Sony VAIO X gets reviewed: engineering marvel, pricing madness

Say what you like about Sony – their machines might be expensive and their customer service might throw the occasional wobbly, depending on who you speak to – but they certainly know how to put together a slick, appealing notebook.  The Sony VAIO X has fallen lightly into the hands of T3, and they've been putting the carbon-fiber marvel through its paces.

In the sub-800g machines favor is, well, its incredible size: at 16mm thick it's thinner than a MacBook Air, and yet by soldering the ports directly to the motherboard Sony have managed to outfit the ultraportable with more connectivity than Apple's machine.  You get two USB 2.0, VGA and an ethernet port, though you'll need to make use of the flap-down legs if you actually want to squeeze a wired network connection into the socket.

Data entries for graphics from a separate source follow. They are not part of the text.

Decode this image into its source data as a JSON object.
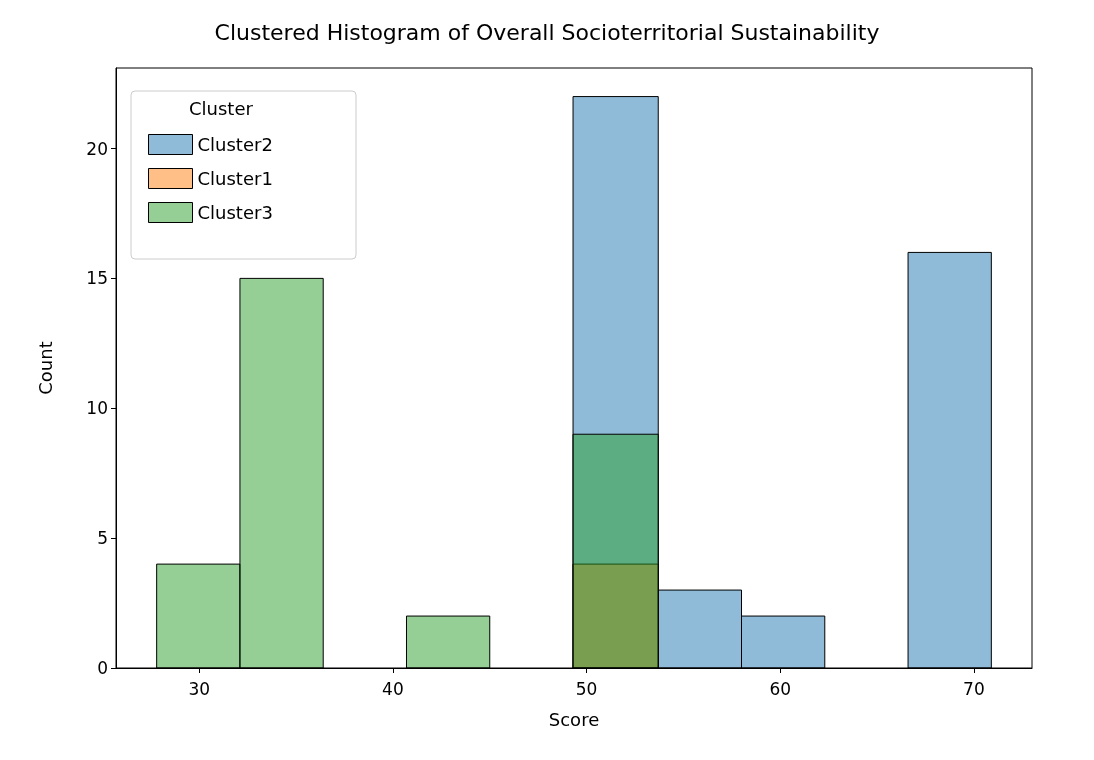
{
  "chart_data": {
    "type": "histogram",
    "title": "Clustered Histogram of Overall Socioterritorial Sustainability",
    "xlabel": "Score",
    "ylabel": "Count",
    "legend_title": "Cluster",
    "legend": "top left",
    "grid": false,
    "bins": [
      27.8,
      32.1,
      36.4,
      40.7,
      45.0,
      49.3,
      53.7,
      58.0,
      62.3,
      66.6,
      70.9
    ],
    "series": [
      {
        "name": "Cluster2",
        "color": "#1f77b4",
        "values": [
          0,
          0,
          0,
          0,
          0,
          22,
          3,
          2,
          0,
          16
        ]
      },
      {
        "name": "Cluster1",
        "color": "#ff7f0e",
        "values": [
          0,
          0,
          0,
          0,
          0,
          4,
          0,
          0,
          0,
          0
        ]
      },
      {
        "name": "Cluster3",
        "color": "#2ca02c",
        "values": [
          4,
          15,
          0,
          2,
          0,
          9,
          0,
          0,
          0,
          0
        ]
      }
    ],
    "xlim": [
      25.7,
      73.0
    ],
    "xticks": [
      30,
      40,
      50,
      60,
      70
    ],
    "ylim": [
      0,
      23.1
    ],
    "yticks": [
      0,
      5,
      10,
      15,
      20
    ]
  }
}
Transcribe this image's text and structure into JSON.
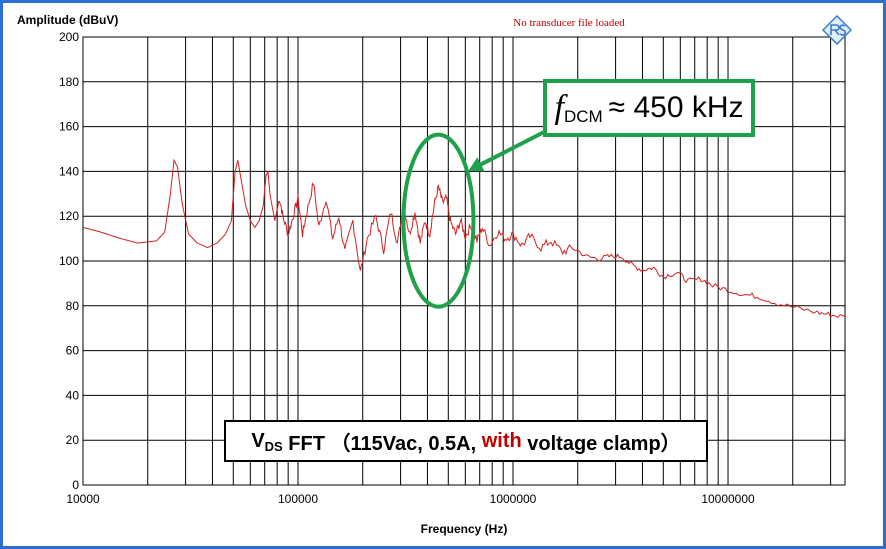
{
  "chart_data": {
    "type": "line",
    "title": "",
    "ylabel": "Amplitude (dBuV)",
    "xlabel": "Frequency (Hz)",
    "xscale": "log",
    "xlim": [
      10000,
      35000000
    ],
    "ylim": [
      0,
      200
    ],
    "yticks": [
      0,
      20,
      40,
      60,
      80,
      100,
      120,
      140,
      160,
      180,
      200
    ],
    "xtick_labels": [
      "10000",
      "100000",
      "1000000",
      "10000000"
    ],
    "xticks": [
      10000,
      100000,
      1000000,
      10000000
    ],
    "grid": true,
    "line_color": "#d32020",
    "series": [
      {
        "values": [
          [
            10000,
            115
          ],
          [
            12000,
            113
          ],
          [
            15000,
            110
          ],
          [
            18000,
            108
          ],
          [
            22000,
            109
          ],
          [
            24000,
            113
          ],
          [
            25500,
            130
          ],
          [
            26500,
            145
          ],
          [
            27500,
            142
          ],
          [
            29000,
            125
          ],
          [
            31000,
            112
          ],
          [
            34000,
            108
          ],
          [
            38000,
            106
          ],
          [
            42000,
            108
          ],
          [
            46000,
            112
          ],
          [
            49000,
            118
          ],
          [
            51000,
            140
          ],
          [
            52500,
            145
          ],
          [
            54000,
            138
          ],
          [
            57000,
            125
          ],
          [
            60000,
            118
          ],
          [
            63000,
            115
          ],
          [
            66000,
            118
          ],
          [
            69000,
            125
          ],
          [
            71000,
            138
          ],
          [
            72500,
            140
          ],
          [
            74000,
            130
          ],
          [
            78000,
            118
          ],
          [
            82000,
            128
          ],
          [
            85000,
            120
          ],
          [
            90000,
            112
          ],
          [
            95000,
            120
          ],
          [
            100000,
            128
          ],
          [
            105000,
            112
          ],
          [
            110000,
            122
          ],
          [
            118000,
            135
          ],
          [
            125000,
            115
          ],
          [
            135000,
            128
          ],
          [
            145000,
            110
          ],
          [
            155000,
            120
          ],
          [
            165000,
            104
          ],
          [
            180000,
            118
          ],
          [
            195000,
            95
          ],
          [
            210000,
            110
          ],
          [
            230000,
            120
          ],
          [
            250000,
            105
          ],
          [
            270000,
            122
          ],
          [
            290000,
            108
          ],
          [
            310000,
            125
          ],
          [
            330000,
            112
          ],
          [
            350000,
            122
          ],
          [
            370000,
            108
          ],
          [
            390000,
            118
          ],
          [
            410000,
            112
          ],
          [
            430000,
            125
          ],
          [
            450000,
            133
          ],
          [
            470000,
            126
          ],
          [
            490000,
            128
          ],
          [
            510000,
            118
          ],
          [
            540000,
            112
          ],
          [
            570000,
            118
          ],
          [
            600000,
            111
          ],
          [
            640000,
            116
          ],
          [
            680000,
            109
          ],
          [
            720000,
            115
          ],
          [
            780000,
            107
          ],
          [
            850000,
            113
          ],
          [
            920000,
            110
          ],
          [
            1000000,
            112
          ],
          [
            1100000,
            107
          ],
          [
            1200000,
            111
          ],
          [
            1350000,
            106
          ],
          [
            1500000,
            109
          ],
          [
            1700000,
            104
          ],
          [
            1900000,
            106
          ],
          [
            2200000,
            102
          ],
          [
            2500000,
            101
          ],
          [
            2800000,
            102
          ],
          [
            3200000,
            102
          ],
          [
            3600000,
            98
          ],
          [
            4000000,
            96
          ],
          [
            4500000,
            97
          ],
          [
            5000000,
            93
          ],
          [
            5800000,
            95
          ],
          [
            6500000,
            91
          ],
          [
            7500000,
            92
          ],
          [
            8500000,
            89
          ],
          [
            10000000,
            87
          ],
          [
            12000000,
            85
          ],
          [
            14000000,
            84
          ],
          [
            17000000,
            81
          ],
          [
            21000000,
            79
          ],
          [
            26000000,
            77
          ],
          [
            30000000,
            76
          ],
          [
            35000000,
            75
          ]
        ]
      }
    ],
    "annotations": {
      "no_transducer": "No transducer file loaded",
      "ellipse_center": [
        450000,
        118
      ],
      "callout_f": "f",
      "callout_sub": "DCM",
      "callout_rest": "≈ 450 kHz",
      "caption_v": "V",
      "caption_sub": "DS",
      "caption_a": " FFT （115Vac, 0.5A, ",
      "caption_red": "with",
      "caption_b": " voltage clamp）",
      "highlight_color": "#1fa04a"
    }
  }
}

Less impressive is the flexible body, which – despite the exotic materials – bends "alarmingly under light pressure", and the short-travel of the keyboard.  You're also getting a mere 2GB of RAM and a 2GHz Atom processor, neither of which are exactly stellar, although the 256GB of SSD storage do at least maintain the premium message.  In the end, though, unless you're seriously unwilling to carry any more weight around, T3 reckon the MacBook Air or Sony's own Z-series VAIO are better bets.